Amy sets a superlative example. She and the VFA team took us and our ideas seriously from the start. They work hard to put fellows and alumni in a position to succeed in accordance with the organization’s values.

Evan’s grandfather, Paul Fried, is an inspiration because as well as he’s done for himself, he’s always prioritized his family and friends. He always talks about people he came up with in Detroit who became wealthier than he could ever imagine, but were miserable because they forgoed so much to get there. We apply that value to our business everyday, our friends and family will never not come first.

How have you used your success to make the world a better place?

Though we continue to make progress, we’re not quite a success yet. We’re going to keep creating opportunities for ourselves and others. We believe our product not only fits our customer’s lifestyle, but that our brand reflects the world they live in.

On our website, here, we’re proactive about diversity, inclusion, and cultural appropriation. Many people ask who can wear clothes like ours (the answer is everyone). We view it as an opportunity to engage thoughtfully with the nuances around culture.

Every Sunday, we publish editorials from our customers. We believe that we’re all more alike than we are different, and whatever differences we have should be celebrated. Check them out here.

We’re very proud that we can make the space to build community. We never cease to be amazed by the generosity of our audience. It’s been a breath of fresh air for all of us.

What person wouldn’t want to work doing something they absolutely love. You are an incredible inspiration to a great many people. If you could inspire a movement that would bring the most amount of good to the most amount of people, what would that be? You never know what your idea can trigger.

We believe nobody should view us as exceptional. Instead, we hope people see us and believe that they can do it too.

Can you please give us your favorite “Life Lesson Quote”? Can you share how that was relevant to you in your life?

A mantra we’ve adopted is, “Slow is smooth; smooth is fast.” This is a reminder that patience is something you practice, and with enough discipline, there’s nothing you can’t achieve.
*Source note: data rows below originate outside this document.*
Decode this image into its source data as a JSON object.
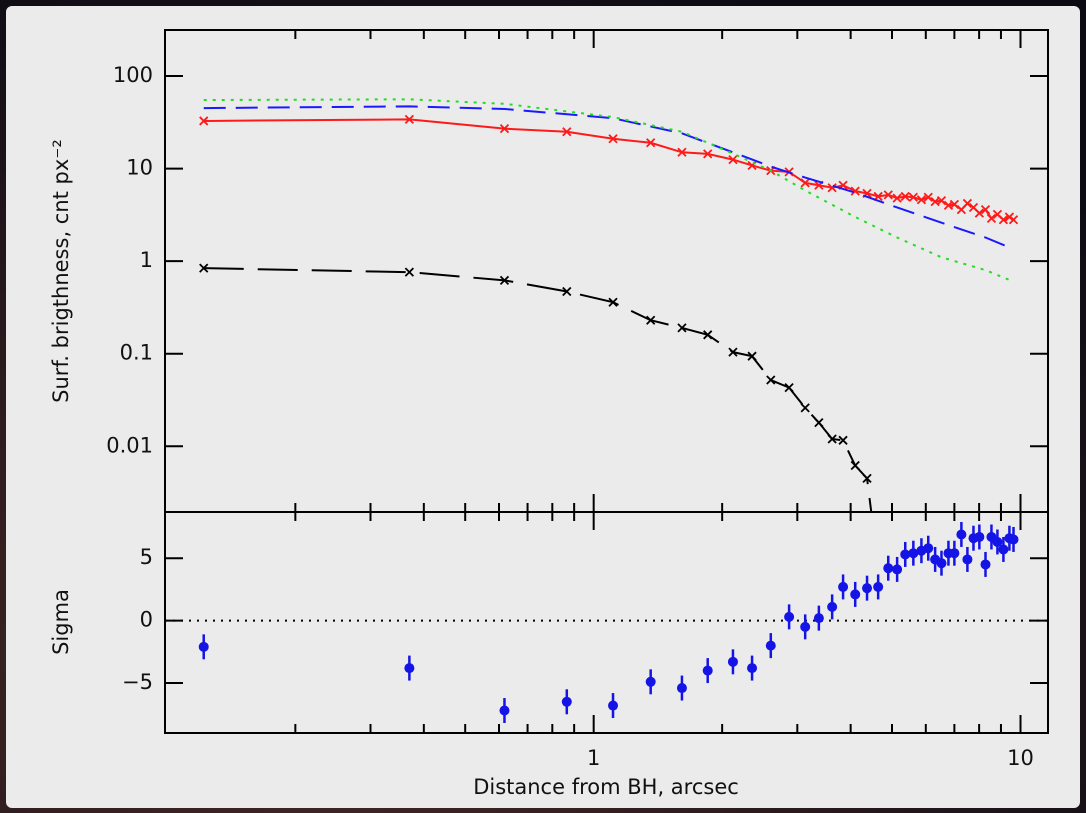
{
  "chart_data": [
    {
      "type": "line",
      "ylabel": "Surf. brigthness, cnt px⁻²",
      "xscale": "log",
      "yscale": "log",
      "xlim": [
        0.099,
        11.6
      ],
      "ylim": [
        0.00195,
        314
      ],
      "yticks": [
        100,
        10,
        1,
        0.1,
        0.01
      ],
      "series": [
        {
          "color": "#ff1a1a",
          "line": "solid",
          "marker": "x",
          "x": [
            0.122,
            0.37,
            0.618,
            0.865,
            1.11,
            1.36,
            1.61,
            1.85,
            2.12,
            2.35,
            2.6,
            2.87,
            3.13,
            3.37,
            3.62,
            3.84,
            4.1,
            4.37,
            4.64,
            4.9,
            5.14,
            5.37,
            5.61,
            5.86,
            6.08,
            6.31,
            6.53,
            6.78,
            7.0,
            7.27,
            7.51,
            7.76,
            8.01,
            8.28,
            8.55,
            8.83,
            9.12,
            9.42,
            9.63
          ],
          "values": [
            32.7,
            34,
            27,
            25,
            21,
            19,
            15,
            14.4,
            12.5,
            10.8,
            9.5,
            9.2,
            7.0,
            6.6,
            6.2,
            6.6,
            5.7,
            5.4,
            5.0,
            5.2,
            4.8,
            5.0,
            4.9,
            4.6,
            4.9,
            4.4,
            4.5,
            4.0,
            4.1,
            3.6,
            4.2,
            3.8,
            3.3,
            3.6,
            2.9,
            3.2,
            2.8,
            3.0,
            2.8
          ]
        },
        {
          "color": "#1a1aff",
          "line": "dashed",
          "marker": "none",
          "x": [
            0.122,
            0.37,
            0.62,
            1.11,
            1.61,
            2.12,
            2.6,
            3.13,
            4.1,
            5.14,
            6.53,
            8.28,
            9.63
          ],
          "values": [
            45,
            47,
            44,
            35,
            24,
            15,
            10.5,
            8.0,
            5.5,
            3.8,
            2.6,
            1.8,
            1.35
          ]
        },
        {
          "color": "#22dd22",
          "line": "dotted",
          "marker": "none",
          "x": [
            0.122,
            0.37,
            0.62,
            1.11,
            1.61,
            2.12,
            2.6,
            3.13,
            4.1,
            5.14,
            6.53,
            8.28,
            9.63
          ],
          "values": [
            55,
            56,
            50,
            36,
            25,
            14.5,
            9.5,
            5.8,
            3.0,
            1.8,
            1.1,
            0.8,
            0.6
          ]
        },
        {
          "color": "#000000",
          "line": "long-dashed",
          "marker": "x",
          "x": [
            0.122,
            0.37,
            0.618,
            0.865,
            1.11,
            1.36,
            1.61,
            1.85,
            2.12,
            2.35,
            2.6,
            2.87,
            3.13,
            3.37,
            3.62,
            3.84,
            4.1,
            4.37,
            4.64
          ],
          "values": [
            0.84,
            0.76,
            0.62,
            0.47,
            0.36,
            0.23,
            0.19,
            0.16,
            0.104,
            0.094,
            0.052,
            0.043,
            0.026,
            0.018,
            0.012,
            0.0116,
            0.0062,
            0.0045,
            0.0005
          ]
        }
      ]
    },
    {
      "type": "errorbar",
      "xlabel": "Distance from BH, arcsec",
      "ylabel": "Sigma",
      "xscale": "log",
      "xlim": [
        0.099,
        11.6
      ],
      "ylim": [
        -9,
        8.7
      ],
      "xticks": [
        1,
        10
      ],
      "xminorticks": [
        0.2,
        0.3,
        0.4,
        0.5,
        0.6,
        0.7,
        0.8,
        0.9,
        2,
        3,
        4,
        5,
        6,
        7,
        8,
        9
      ],
      "yticks": [
        5,
        0,
        {
          "value": -5,
          "label": "−5"
        }
      ],
      "hline": 0,
      "color": "#1414e6",
      "x": [
        0.122,
        0.37,
        0.618,
        0.865,
        1.11,
        1.36,
        1.61,
        1.85,
        2.12,
        2.35,
        2.6,
        2.87,
        3.13,
        3.37,
        3.62,
        3.84,
        4.1,
        4.37,
        4.64,
        4.9,
        5.14,
        5.37,
        5.61,
        5.86,
        6.08,
        6.31,
        6.53,
        6.78,
        7.0,
        7.27,
        7.51,
        7.76,
        8.01,
        8.28,
        8.55,
        8.83,
        9.12,
        9.42,
        9.63
      ],
      "values": [
        -2.1,
        -3.8,
        -7.2,
        -6.5,
        -6.8,
        -4.9,
        -5.4,
        -4.0,
        -3.3,
        -3.8,
        -2.0,
        0.3,
        -0.5,
        0.2,
        1.1,
        2.7,
        2.1,
        2.6,
        2.7,
        4.2,
        4.1,
        5.3,
        5.4,
        5.6,
        5.8,
        4.9,
        4.6,
        5.4,
        5.4,
        6.9,
        4.9,
        6.6,
        6.7,
        4.5,
        6.7,
        6.3,
        5.7,
        6.6,
        6.5
      ],
      "errors": [
        1,
        1,
        1,
        1,
        1,
        1,
        1,
        1,
        1,
        1,
        1,
        1,
        1,
        1,
        1,
        1,
        1,
        1,
        1,
        1,
        1,
        1,
        1,
        1,
        1,
        1,
        1,
        1,
        1,
        1,
        1,
        1,
        1,
        1,
        1,
        1,
        1,
        1,
        1
      ]
    }
  ]
}
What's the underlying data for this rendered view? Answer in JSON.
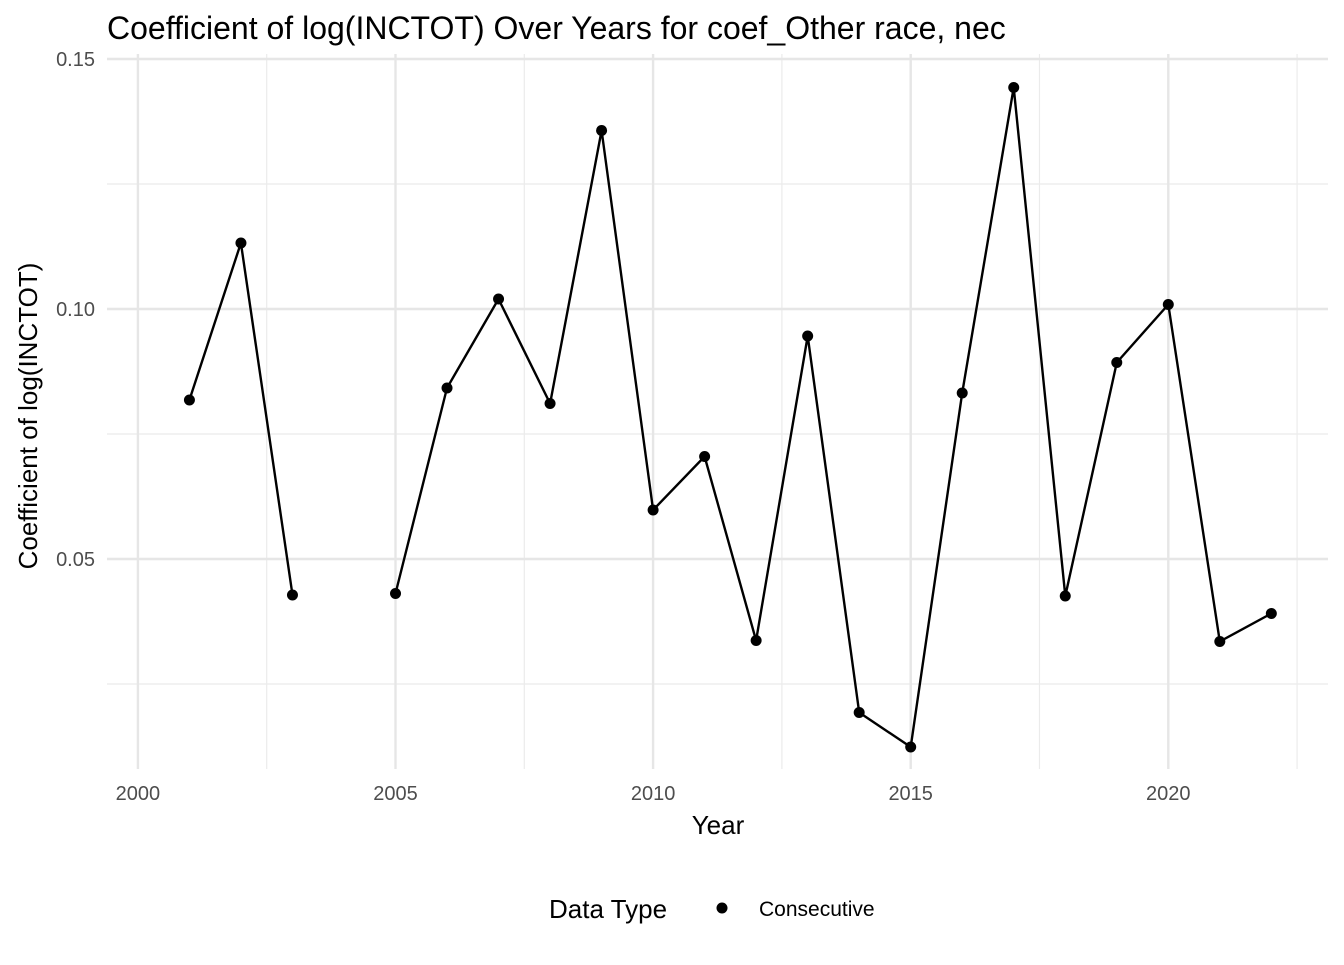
{
  "chart_data": {
    "type": "line",
    "title": "Coefficient of log(INCTOT) Over Years for coef_Other race, nec",
    "xlabel": "Year",
    "ylabel": "Coefficient of log(INCTOT)",
    "xlim": [
      1999.4,
      2023.1
    ],
    "ylim": [
      0.008,
      0.151
    ],
    "x_ticks": [
      2000,
      2005,
      2010,
      2015,
      2020
    ],
    "x_tick_labels": [
      "2000",
      "2005",
      "2010",
      "2015",
      "2020"
    ],
    "y_ticks": [
      0.05,
      0.1,
      0.15
    ],
    "y_tick_labels": [
      "0.05",
      "0.10",
      "0.15"
    ],
    "x_minor_ticks": [
      2002.5,
      2007.5,
      2012.5,
      2017.5,
      2022.5
    ],
    "y_minor_ticks": [
      0.025,
      0.075,
      0.125
    ],
    "grid": true,
    "legend": {
      "title": "Data Type",
      "placement": "bottom",
      "entries": [
        "Consecutive"
      ]
    },
    "series": [
      {
        "name": "Consecutive",
        "color": "#000000",
        "segments": [
          [
            [
              2001,
              0.0818
            ],
            [
              2002,
              0.1132
            ],
            [
              2003,
              0.0428
            ]
          ],
          [
            [
              2005,
              0.0431
            ],
            [
              2006,
              0.0842
            ],
            [
              2007,
              0.102
            ],
            [
              2008,
              0.0811
            ],
            [
              2009,
              0.1357
            ],
            [
              2010,
              0.0598
            ],
            [
              2011,
              0.0705
            ],
            [
              2012,
              0.0337
            ],
            [
              2013,
              0.0946
            ],
            [
              2014,
              0.0193
            ],
            [
              2015,
              0.0124
            ],
            [
              2016,
              0.0832
            ],
            [
              2017,
              0.1443
            ],
            [
              2018,
              0.0426
            ],
            [
              2019,
              0.0893
            ],
            [
              2020,
              0.1009
            ],
            [
              2021,
              0.0335
            ],
            [
              2022,
              0.0391
            ]
          ]
        ]
      }
    ]
  }
}
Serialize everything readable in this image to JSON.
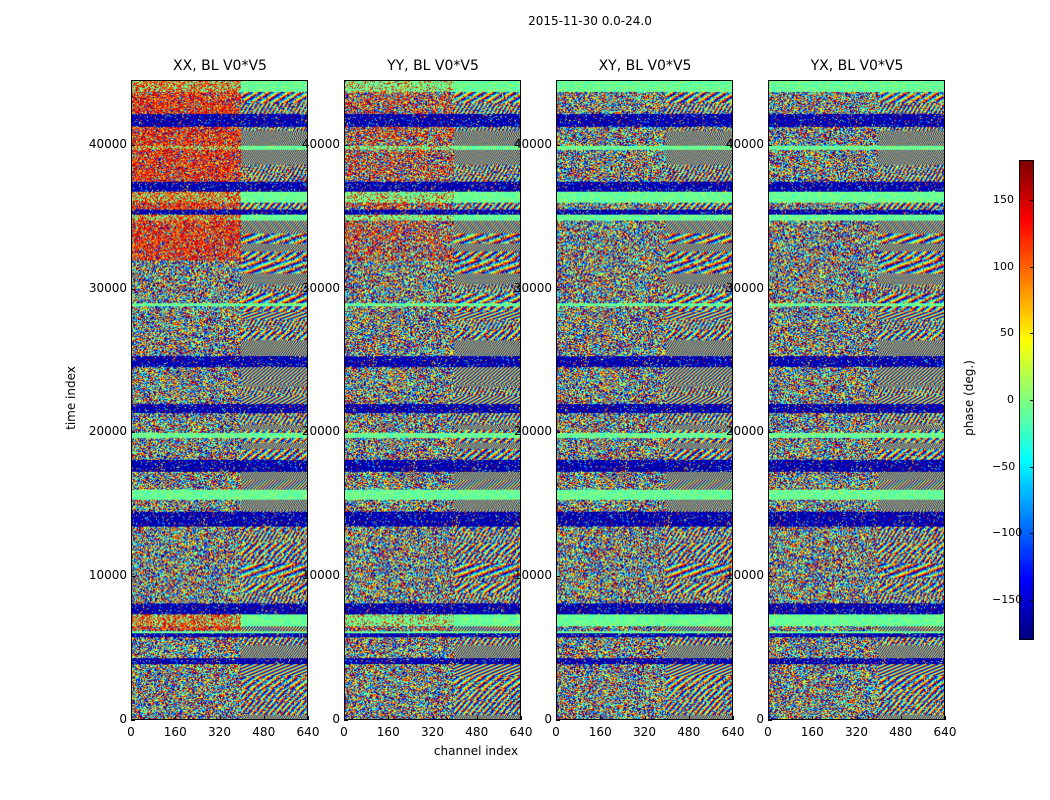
{
  "suptitle": "2015-11-30 0.0-24.0",
  "chart_data": {
    "type": "heatmap",
    "xlabel": "channel index",
    "ylabel": "time index",
    "xlim": [
      0,
      640
    ],
    "ylim": [
      0,
      44500
    ],
    "xticks": [
      "0",
      "160",
      "320",
      "480",
      "640"
    ],
    "yticks": [
      "0",
      "10000",
      "20000",
      "30000",
      "40000"
    ],
    "panels": [
      {
        "title": "XX, BL V0*V5"
      },
      {
        "title": "YY, BL V0*V5"
      },
      {
        "title": "XY, BL V0*V5"
      },
      {
        "title": "YX, BL V0*V5"
      }
    ],
    "colorbar": {
      "label": "phase (deg.)",
      "range": [
        -180,
        180
      ],
      "ticks": [
        "150",
        "100",
        "50",
        "0",
        "−50",
        "−100",
        "−150"
      ],
      "colormap": "jet"
    }
  }
}
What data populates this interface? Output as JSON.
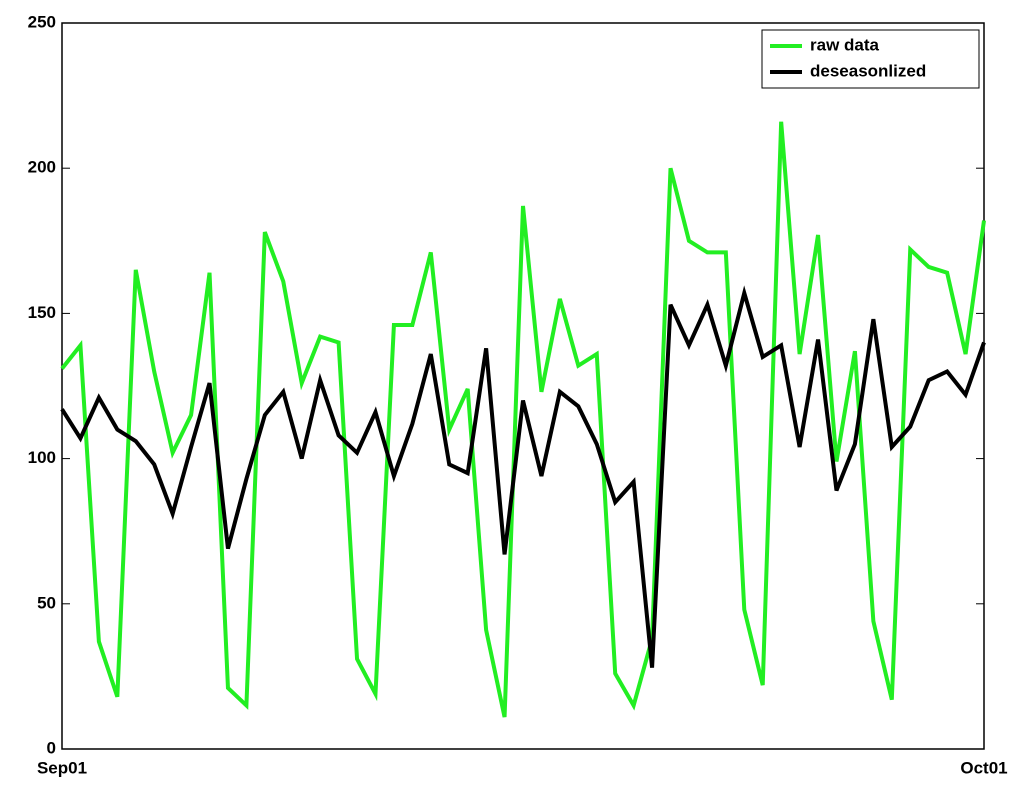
{
  "chart_data": {
    "type": "line",
    "x": [
      0,
      1,
      2,
      3,
      4,
      5,
      6,
      7,
      8,
      9,
      10,
      11,
      12,
      13,
      14,
      15,
      16,
      17,
      18,
      19,
      20,
      21,
      22,
      23,
      24,
      25,
      26,
      27,
      28,
      29,
      30,
      31,
      32,
      33,
      34,
      35,
      36,
      37,
      38,
      39,
      40,
      41,
      42,
      43,
      44,
      45,
      46,
      47,
      48,
      49,
      50
    ],
    "xlim": [
      0,
      50
    ],
    "xticks": [
      {
        "value": 0,
        "label": "Sep01"
      },
      {
        "value": 50,
        "label": "Oct01"
      }
    ],
    "ylim": [
      0,
      250
    ],
    "yticks": [
      0,
      50,
      100,
      150,
      200,
      250
    ],
    "grid": false,
    "legend": "upper right",
    "series": [
      {
        "name": "raw data",
        "color": "#22ee22",
        "values": [
          131,
          139,
          37,
          18,
          165,
          130,
          102,
          115,
          164,
          21,
          15,
          178,
          161,
          126,
          142,
          140,
          31,
          19,
          146,
          146,
          171,
          110,
          124,
          41,
          11,
          187,
          123,
          155,
          132,
          136,
          26,
          15,
          38,
          200,
          175,
          171,
          171,
          48,
          22,
          216,
          136,
          177,
          99,
          137,
          44,
          17,
          172,
          166,
          164,
          136,
          182
        ]
      },
      {
        "name": "deseasonlized",
        "color": "#000000",
        "values": [
          117,
          107,
          121,
          110,
          106,
          98,
          81,
          104,
          126,
          69,
          93,
          115,
          123,
          100,
          127,
          108,
          102,
          116,
          94,
          112,
          136,
          98,
          95,
          138,
          67,
          120,
          94,
          123,
          118,
          105,
          85,
          92,
          28,
          153,
          139,
          153,
          132,
          157,
          135,
          139,
          104,
          141,
          89,
          105,
          148,
          104,
          111,
          127,
          130,
          122,
          140
        ]
      }
    ]
  }
}
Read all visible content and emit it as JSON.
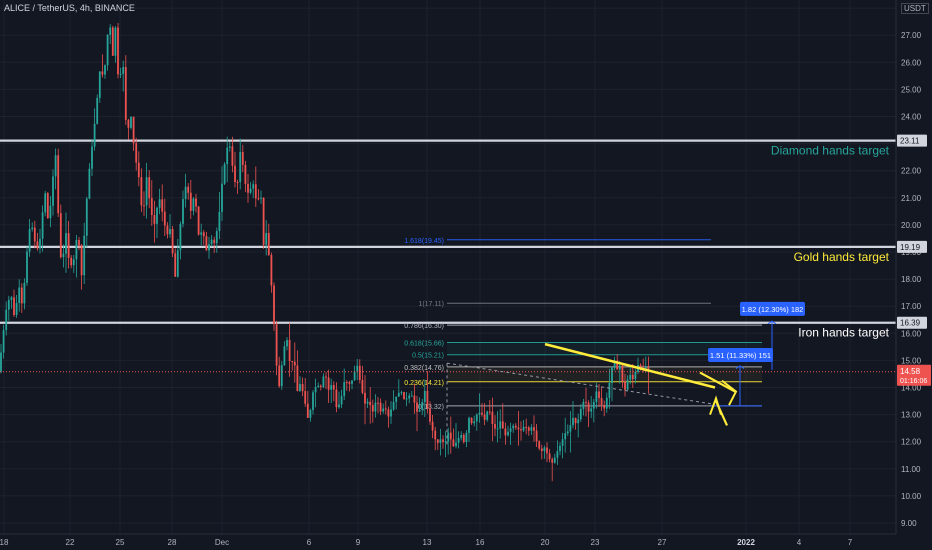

Some of the biggest names in Business, VC funding, Sports, and Entertainment read this column. Is there a person in the world, or in the US with whom you would love to have a private breakfast or lunch with, and why? He or she might just see this if we tag them.

Over breakfast, we’d ask Emily Weiss how to retain a sense of community as it scales. Over lunch, we’d ask Evan Spiegel if screenshots are the next billion dollar product opportunity. Over dinner, we’d ask Rich Paul if he enjoys being underestimated.

Thank you for these fantastic insights. We greatly appreciate the time you spent on this.